Our time in Phuket had come to an end, and it was time to go somewhere new. We wanted to get away from the crowds, and I came across this island, in the middle of Phang Nga Bay, between Phuket and Krabi. To get there from Patong, we first had to get to the East side of the island, to Bang Rong Pier. No busses go there from Patong so we decided to take a tuk tuk. They initially wanted to charge us 800 baht, but I negotiated it down to 600.
It was actually our first tuk tuk ride, and it was nice to have the breeze blowing on you through the open sides, because it was a scorcher of a day. We arrived at the pier about 45 minutes later, just in time to catch the 13:15 speedboat.
After a 30 minute ride, we arrived at Ko Yao Yai, but that wasn’t our destination so we stayed on for another 5 minutes and arrived at Ko Yao Noi, its sister island.
We hadn’t booked accommodation in advance so we asked some guys around the pier if they knew of anything available, and they took us to Namtok Bungalows for 100 baht per person.

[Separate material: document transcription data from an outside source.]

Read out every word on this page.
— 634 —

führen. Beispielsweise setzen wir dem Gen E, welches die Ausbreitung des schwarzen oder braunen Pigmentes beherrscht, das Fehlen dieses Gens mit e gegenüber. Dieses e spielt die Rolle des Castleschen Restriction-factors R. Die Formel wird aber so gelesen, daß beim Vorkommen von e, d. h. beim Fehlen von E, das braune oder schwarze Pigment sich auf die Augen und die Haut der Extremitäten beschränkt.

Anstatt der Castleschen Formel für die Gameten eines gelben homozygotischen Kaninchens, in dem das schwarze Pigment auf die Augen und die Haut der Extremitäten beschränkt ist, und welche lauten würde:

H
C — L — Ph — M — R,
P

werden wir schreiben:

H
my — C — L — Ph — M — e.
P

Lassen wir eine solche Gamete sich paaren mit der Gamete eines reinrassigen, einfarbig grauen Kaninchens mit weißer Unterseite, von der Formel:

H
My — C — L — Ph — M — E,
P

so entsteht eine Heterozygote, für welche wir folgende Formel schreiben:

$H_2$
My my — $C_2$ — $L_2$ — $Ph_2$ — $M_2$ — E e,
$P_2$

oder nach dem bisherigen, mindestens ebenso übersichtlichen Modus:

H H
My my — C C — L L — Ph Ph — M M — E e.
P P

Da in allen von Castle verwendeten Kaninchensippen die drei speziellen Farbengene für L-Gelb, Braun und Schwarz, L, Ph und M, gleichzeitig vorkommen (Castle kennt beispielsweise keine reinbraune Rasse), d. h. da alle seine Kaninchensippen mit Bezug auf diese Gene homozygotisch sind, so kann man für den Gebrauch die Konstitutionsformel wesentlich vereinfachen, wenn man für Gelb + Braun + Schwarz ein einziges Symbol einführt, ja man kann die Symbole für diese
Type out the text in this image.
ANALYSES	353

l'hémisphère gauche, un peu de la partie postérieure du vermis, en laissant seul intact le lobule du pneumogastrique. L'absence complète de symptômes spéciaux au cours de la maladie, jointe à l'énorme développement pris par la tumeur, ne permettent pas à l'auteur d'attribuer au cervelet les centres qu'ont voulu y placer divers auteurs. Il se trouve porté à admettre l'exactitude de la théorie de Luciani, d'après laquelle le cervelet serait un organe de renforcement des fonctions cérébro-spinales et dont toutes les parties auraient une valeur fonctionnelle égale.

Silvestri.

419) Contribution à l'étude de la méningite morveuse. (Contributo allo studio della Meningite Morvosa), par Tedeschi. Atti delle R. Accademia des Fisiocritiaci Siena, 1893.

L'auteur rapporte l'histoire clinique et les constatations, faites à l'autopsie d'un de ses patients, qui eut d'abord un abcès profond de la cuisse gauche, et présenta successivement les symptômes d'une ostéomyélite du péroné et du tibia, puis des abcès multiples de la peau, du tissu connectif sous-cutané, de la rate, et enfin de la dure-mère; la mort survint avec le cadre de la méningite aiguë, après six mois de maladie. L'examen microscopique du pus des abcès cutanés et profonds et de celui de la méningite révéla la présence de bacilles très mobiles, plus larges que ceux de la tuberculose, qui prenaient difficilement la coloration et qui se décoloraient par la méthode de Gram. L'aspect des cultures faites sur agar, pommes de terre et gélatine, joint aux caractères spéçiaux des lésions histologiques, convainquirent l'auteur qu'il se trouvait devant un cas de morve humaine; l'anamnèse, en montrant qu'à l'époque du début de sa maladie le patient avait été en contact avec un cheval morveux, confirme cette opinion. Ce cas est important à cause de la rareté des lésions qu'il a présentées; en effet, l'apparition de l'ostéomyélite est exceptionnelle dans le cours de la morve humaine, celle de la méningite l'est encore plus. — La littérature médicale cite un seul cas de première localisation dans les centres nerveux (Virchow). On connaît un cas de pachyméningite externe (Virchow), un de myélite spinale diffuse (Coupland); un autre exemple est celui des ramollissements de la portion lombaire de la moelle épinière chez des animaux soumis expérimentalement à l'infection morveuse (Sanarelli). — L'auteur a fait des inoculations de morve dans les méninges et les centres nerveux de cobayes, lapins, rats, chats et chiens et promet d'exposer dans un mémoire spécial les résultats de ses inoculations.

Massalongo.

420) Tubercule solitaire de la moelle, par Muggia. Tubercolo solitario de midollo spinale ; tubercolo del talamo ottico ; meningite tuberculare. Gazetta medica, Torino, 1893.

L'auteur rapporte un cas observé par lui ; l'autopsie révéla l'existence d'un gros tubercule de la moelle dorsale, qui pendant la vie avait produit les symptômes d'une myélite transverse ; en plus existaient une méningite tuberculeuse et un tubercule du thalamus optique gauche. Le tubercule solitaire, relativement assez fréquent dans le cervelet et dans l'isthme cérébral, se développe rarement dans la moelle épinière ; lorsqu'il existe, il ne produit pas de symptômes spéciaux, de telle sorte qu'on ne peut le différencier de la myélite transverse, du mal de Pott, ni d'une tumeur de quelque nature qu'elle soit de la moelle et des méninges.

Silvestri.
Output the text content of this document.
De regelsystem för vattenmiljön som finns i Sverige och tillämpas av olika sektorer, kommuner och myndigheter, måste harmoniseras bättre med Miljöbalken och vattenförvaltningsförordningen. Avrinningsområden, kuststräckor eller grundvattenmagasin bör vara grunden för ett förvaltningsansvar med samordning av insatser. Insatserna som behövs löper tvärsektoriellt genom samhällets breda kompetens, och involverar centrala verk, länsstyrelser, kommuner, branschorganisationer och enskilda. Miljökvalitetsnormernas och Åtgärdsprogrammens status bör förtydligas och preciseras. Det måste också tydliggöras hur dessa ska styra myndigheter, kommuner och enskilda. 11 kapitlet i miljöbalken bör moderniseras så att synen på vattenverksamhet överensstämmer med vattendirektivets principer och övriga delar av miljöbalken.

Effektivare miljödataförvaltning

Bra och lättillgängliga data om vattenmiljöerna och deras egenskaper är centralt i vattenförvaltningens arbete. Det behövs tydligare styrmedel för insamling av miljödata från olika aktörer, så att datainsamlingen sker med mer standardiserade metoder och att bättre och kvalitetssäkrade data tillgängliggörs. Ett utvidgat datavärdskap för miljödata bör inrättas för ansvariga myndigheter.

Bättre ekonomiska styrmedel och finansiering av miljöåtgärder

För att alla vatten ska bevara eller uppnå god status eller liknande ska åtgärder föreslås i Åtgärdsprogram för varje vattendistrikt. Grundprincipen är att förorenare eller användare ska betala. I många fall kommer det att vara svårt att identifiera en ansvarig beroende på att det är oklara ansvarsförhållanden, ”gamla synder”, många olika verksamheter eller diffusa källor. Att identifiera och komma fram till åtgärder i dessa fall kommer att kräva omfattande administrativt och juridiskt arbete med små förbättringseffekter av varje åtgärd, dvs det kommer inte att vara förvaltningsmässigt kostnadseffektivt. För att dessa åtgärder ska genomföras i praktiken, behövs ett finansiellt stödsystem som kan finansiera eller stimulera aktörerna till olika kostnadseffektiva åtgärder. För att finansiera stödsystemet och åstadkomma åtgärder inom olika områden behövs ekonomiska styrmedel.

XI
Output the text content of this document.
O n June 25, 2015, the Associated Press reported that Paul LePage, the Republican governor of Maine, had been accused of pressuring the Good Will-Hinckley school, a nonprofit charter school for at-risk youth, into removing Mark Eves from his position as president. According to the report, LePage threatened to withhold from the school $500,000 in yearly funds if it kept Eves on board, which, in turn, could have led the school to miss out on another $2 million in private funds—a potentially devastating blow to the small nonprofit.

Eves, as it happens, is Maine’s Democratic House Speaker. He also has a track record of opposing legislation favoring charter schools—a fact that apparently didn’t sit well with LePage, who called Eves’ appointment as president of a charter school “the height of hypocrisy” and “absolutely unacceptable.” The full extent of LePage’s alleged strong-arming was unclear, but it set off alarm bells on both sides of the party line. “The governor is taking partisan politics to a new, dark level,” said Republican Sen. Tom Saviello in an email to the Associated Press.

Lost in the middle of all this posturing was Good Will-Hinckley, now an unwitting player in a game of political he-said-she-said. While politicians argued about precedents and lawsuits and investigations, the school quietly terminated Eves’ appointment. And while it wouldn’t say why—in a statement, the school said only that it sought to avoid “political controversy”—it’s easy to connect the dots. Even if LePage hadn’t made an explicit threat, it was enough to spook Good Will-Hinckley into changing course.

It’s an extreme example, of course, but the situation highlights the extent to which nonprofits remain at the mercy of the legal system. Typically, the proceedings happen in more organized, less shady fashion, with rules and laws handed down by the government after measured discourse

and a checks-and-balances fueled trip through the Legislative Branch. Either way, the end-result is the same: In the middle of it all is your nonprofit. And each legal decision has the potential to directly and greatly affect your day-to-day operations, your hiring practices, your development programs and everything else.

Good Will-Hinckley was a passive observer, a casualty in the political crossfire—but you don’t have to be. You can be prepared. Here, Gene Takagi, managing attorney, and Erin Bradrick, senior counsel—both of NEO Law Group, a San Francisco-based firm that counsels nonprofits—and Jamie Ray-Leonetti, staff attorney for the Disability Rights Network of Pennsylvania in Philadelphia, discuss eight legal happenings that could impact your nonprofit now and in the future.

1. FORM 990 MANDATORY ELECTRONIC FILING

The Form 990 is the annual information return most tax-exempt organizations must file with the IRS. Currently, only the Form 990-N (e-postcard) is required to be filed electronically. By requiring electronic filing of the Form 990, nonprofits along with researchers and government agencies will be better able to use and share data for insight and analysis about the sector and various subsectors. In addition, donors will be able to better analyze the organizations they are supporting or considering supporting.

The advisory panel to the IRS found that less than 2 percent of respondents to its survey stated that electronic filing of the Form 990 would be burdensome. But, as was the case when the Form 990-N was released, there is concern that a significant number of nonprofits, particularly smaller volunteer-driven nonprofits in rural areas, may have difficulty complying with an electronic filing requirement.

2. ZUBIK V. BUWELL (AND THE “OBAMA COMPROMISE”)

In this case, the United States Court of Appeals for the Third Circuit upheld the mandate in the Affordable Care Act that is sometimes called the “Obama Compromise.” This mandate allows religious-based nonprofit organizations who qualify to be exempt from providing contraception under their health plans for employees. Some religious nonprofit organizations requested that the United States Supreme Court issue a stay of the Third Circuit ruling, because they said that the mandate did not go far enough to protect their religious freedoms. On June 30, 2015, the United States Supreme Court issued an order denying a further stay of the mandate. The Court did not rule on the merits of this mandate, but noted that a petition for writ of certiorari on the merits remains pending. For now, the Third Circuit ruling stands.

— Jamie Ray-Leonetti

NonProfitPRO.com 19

Namtok is the epitome of relaxed island bungalows. We asked for accommodation, they led us to a bungalow, and when we asked about paying they said we could just do it when we leave.
The bungalow was nothing more than a bed and a toilet, but it was enough. There is a communal area with free coffee, a fridge to store things and free wifi. It costs 550 baht a night, which is the cheapest accommodation on the whole island as far as I know.
The next day we hired a scooter to explore the island. Is is very small, 50 km squared in area, so we had covered it by lunch. On the East Coast there are beaches, and on the West, rice paddies and mangroves. The beaches are not exactly like the ones you see in Thailand advertisements, but they are still nice. It is tidal, so you can swim at high tide, but at low tide there is a long flat, almost marshy area, that is difficult to cross to get to the sea because of all the big crabs and pieces of coral that might cause some damage to your feet on the way.
The roads are very easy to drive, and there is little traffic. The whole island only has one 7 Eleven, and I don’t even think it has an ATM. Driving along, you see people as I would imagine they would have looked 50 years ago, selling fruit or just relaxing in the shade with friends. This whole island is not very developed, and so remains relatively untouched by the (mostly destructive) hand of tourism.
Ways to spend your time include reading in a hammock, eating fresh Thai food and combing the beach for shells. Or sleeping. So although it was a welcome change from Patong, Norman and I got a bit bored. There are some nearby islands to explore but that involves renting a long tail boat for about 2500 baht… so we decided against it. So we will be leaving for Krabi tomorrow, probably only to get bombarded with another overload of tourists (this is the pot calling the kettle black or whatever because we are tourists too! Anyways…) but it’s fine – we want some swimming beaches and excitement.